Canadian beef herd population stable: Canfax

OTTAWA — The Canadian beef herd has maintained the status quo for another year with little or no growth across the country since 2011.

“We are basically flat. We were up .3 percent last year in 2016 and this year we are up .2 percent,” said Brenna Grant of Canfax.

“It is basically saying we are not interested in expansion or liquidating. We are just staying stable.”

The most recent Statistics Canada livestock inventory report said the national all cattle herd (including dairy) is at 12.1 million head with some regional expansion.

British Columbia grew by 2.9 percent, and Saskatchewan experienced 2.4 percent growth. Alberta remains flat, although it still has the largest cattle population.

The key to expansion is retention of heifers, but that is not happening.

“We had this little uptick where we were up 4.5 percent last year and then it went down 1.5 percent,” she said.

Cull cow rates are also stable, remaining at the long-term average of 11 percent going to market.


The total breeding female numbers are steady at 4.4 million head.

At the same time, the United States is expanding in a major way with record amounts of beef coming on the market with a peak expected by next year.

Substantial amounts of beef, pork and poultry are available, so prices are also stable around the world.

Growing global consumption among all the major meats is positive for the next five years.

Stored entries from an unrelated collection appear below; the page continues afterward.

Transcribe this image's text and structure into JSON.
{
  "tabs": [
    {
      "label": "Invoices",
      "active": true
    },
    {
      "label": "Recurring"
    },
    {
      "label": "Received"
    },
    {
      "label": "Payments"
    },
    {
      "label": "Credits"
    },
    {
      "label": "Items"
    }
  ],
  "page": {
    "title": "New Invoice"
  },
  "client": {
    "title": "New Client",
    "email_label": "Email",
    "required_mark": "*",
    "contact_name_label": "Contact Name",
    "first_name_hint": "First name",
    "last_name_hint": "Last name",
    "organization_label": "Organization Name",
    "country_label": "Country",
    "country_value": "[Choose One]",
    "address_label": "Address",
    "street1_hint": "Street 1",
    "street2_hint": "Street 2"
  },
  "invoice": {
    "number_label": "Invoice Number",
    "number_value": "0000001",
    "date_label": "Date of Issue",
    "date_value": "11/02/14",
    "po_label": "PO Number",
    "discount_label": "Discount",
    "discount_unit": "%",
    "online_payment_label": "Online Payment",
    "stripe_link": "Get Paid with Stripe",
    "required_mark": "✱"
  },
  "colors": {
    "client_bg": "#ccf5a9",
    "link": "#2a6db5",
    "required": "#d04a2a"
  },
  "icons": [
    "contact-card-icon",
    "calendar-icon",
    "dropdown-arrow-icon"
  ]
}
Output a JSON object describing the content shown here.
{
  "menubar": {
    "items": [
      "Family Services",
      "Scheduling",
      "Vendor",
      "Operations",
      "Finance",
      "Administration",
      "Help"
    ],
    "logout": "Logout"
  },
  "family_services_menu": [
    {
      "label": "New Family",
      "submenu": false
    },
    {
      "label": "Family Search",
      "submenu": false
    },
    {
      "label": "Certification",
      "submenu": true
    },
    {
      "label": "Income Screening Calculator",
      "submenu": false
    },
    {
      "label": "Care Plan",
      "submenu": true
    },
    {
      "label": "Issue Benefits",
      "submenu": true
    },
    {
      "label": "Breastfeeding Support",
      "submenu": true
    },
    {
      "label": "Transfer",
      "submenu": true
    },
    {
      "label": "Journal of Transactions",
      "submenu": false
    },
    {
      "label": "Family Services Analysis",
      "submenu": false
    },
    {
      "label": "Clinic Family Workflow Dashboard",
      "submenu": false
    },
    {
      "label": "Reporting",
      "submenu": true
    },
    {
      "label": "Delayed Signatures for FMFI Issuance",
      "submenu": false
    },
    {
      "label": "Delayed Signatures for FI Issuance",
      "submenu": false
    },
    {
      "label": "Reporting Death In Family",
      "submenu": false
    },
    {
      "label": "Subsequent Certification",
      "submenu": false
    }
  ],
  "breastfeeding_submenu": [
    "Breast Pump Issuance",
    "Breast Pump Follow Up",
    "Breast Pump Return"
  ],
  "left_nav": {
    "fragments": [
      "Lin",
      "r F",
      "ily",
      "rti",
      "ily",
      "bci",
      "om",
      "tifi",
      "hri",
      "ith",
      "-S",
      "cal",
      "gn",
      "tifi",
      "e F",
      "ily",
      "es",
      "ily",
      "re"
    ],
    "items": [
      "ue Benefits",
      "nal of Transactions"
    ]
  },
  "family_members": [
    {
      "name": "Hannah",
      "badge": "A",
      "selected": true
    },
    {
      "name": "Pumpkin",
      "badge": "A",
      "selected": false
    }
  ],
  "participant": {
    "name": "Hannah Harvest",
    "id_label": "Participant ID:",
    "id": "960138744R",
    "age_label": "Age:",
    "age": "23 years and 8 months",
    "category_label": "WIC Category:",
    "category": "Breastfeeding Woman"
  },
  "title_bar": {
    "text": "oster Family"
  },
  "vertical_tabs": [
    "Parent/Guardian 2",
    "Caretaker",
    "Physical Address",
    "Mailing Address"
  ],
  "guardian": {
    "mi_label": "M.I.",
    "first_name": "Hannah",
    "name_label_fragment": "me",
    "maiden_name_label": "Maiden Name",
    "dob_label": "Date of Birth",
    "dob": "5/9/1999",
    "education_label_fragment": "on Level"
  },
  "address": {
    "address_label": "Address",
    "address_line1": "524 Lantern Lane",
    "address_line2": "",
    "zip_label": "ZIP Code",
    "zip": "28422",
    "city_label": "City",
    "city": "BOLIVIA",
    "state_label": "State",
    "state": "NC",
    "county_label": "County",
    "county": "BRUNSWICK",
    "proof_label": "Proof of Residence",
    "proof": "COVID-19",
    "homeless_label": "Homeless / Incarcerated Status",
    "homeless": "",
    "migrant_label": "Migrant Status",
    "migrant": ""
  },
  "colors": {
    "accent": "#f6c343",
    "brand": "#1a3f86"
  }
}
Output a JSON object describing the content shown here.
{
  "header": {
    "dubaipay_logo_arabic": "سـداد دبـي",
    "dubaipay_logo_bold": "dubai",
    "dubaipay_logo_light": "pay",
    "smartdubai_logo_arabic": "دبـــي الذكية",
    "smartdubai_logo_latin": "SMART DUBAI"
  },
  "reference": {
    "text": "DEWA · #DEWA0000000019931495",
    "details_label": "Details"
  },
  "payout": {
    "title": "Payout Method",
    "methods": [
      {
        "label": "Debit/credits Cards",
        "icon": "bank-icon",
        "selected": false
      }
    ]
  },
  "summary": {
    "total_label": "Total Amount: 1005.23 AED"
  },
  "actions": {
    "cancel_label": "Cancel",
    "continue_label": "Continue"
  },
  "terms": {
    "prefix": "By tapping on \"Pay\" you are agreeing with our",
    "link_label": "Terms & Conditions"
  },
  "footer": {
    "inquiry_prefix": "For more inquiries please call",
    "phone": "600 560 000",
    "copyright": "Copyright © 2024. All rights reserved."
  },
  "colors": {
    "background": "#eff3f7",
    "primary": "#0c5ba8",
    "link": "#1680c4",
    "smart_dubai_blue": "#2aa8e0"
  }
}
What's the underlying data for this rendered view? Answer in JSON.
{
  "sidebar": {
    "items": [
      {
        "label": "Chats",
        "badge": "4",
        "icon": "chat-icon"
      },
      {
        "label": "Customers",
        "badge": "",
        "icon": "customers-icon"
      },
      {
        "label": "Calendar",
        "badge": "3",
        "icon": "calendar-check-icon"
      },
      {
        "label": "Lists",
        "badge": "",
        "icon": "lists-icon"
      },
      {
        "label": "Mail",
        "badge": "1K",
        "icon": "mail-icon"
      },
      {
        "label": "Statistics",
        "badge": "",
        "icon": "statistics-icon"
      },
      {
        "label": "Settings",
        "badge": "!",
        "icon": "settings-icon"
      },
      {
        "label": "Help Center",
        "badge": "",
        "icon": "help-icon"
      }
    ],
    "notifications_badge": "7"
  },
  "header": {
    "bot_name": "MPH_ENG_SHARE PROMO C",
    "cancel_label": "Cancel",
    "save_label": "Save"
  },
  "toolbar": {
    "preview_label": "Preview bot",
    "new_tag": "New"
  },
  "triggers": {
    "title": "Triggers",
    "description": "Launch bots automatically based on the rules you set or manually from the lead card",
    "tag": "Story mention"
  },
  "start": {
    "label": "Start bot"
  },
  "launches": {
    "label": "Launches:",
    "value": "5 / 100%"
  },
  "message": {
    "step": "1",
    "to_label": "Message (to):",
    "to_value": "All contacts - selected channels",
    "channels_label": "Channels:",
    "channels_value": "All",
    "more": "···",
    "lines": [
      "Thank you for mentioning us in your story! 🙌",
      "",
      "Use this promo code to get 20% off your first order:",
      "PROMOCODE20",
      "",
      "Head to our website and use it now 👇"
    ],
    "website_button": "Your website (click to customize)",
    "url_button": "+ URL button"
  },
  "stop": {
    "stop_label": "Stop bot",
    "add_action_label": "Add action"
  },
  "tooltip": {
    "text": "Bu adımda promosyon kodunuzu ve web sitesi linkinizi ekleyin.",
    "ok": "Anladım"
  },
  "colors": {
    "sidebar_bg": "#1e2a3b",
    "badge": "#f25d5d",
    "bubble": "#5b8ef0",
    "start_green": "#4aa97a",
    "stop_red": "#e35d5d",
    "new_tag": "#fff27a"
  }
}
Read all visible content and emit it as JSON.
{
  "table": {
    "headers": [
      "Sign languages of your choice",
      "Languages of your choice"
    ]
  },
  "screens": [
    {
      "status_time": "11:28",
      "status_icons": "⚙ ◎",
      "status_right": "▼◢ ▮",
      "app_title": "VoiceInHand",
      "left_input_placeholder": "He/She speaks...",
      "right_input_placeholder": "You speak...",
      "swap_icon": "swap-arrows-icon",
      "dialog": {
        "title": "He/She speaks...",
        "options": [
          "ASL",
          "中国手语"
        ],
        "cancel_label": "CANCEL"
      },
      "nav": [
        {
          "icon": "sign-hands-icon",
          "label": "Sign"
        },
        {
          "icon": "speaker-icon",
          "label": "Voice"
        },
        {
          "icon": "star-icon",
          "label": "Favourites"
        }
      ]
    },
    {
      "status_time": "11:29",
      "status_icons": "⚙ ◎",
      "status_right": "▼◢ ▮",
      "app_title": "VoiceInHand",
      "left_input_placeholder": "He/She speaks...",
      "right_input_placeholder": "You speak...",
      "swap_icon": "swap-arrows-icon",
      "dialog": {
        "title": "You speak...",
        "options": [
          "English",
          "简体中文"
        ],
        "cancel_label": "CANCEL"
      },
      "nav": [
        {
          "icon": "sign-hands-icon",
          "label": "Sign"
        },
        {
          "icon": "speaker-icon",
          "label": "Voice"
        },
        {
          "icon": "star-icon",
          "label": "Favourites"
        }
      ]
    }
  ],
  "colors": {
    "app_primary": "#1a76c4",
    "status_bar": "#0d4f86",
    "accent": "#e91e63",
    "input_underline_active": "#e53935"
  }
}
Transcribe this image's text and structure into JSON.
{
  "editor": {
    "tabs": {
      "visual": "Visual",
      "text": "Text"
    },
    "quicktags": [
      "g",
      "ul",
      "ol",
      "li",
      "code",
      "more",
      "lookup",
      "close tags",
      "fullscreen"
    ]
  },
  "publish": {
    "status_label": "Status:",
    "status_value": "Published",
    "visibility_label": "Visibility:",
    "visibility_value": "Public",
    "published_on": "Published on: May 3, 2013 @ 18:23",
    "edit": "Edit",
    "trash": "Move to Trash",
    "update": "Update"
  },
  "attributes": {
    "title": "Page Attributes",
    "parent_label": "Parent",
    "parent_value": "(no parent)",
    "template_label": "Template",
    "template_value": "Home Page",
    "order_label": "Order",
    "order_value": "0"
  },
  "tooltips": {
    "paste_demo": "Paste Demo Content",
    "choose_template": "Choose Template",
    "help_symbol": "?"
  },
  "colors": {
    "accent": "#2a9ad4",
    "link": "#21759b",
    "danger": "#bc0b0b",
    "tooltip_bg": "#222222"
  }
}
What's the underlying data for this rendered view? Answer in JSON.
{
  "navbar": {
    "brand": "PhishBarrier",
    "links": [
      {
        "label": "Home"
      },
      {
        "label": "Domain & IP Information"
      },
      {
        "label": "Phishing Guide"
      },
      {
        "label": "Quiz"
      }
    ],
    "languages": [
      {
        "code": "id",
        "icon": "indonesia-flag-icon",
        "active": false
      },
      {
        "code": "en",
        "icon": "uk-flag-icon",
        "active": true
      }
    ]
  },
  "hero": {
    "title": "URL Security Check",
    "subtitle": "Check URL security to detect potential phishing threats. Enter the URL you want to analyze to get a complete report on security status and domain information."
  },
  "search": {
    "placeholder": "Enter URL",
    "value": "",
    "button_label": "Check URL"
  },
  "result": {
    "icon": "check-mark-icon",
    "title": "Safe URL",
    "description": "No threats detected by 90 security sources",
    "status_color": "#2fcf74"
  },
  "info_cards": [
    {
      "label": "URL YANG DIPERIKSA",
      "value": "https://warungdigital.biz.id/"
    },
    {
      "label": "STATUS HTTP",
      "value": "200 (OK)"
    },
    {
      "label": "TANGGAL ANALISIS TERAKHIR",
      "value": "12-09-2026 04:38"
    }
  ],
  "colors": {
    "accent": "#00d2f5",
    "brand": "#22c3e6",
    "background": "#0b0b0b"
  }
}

Consumption of poultry leads the way between 2016-21, growing by 10 percent. Beef is at 7.5 percent and pork at 2.6 percent.

“There is optimism,” Grant said.

“We know we are in that part of the cycle where production is definitely pressuring prices, but there will be global demand.”

Wholesale prices are down 32 percent and retail prices dipped eight percent from the peak of December 2016.


Large production pressures prices downward on the retail side, but that makes products more affordable.

Ground beef prices have dropped more than the middle cuts, where there is good demand for quality.

Carcass weights are down, so beef tonnage should be less than last year even as slaughter increases.

“Even though we have more cattle coming to market, if we have lower carcass weights throughout the year, we are not going to have a glut of product on the market and pressuring prices down,” she said.

Canadian beef exports remain strong, although live sales are down with more cattle remaining at home for feeding and processing. The world’s top five beef exporters include India, Brazil, Australia, the U.S. and Canada.

Canfax also evaluates demographics and has noticed that young producers are joining the business. They are expanding with more cows and land to establish themselves.

“With the older producers, they are probably not looking for more work and they are holding the herd size they have right now if they are (considering) retiring,” Grant said.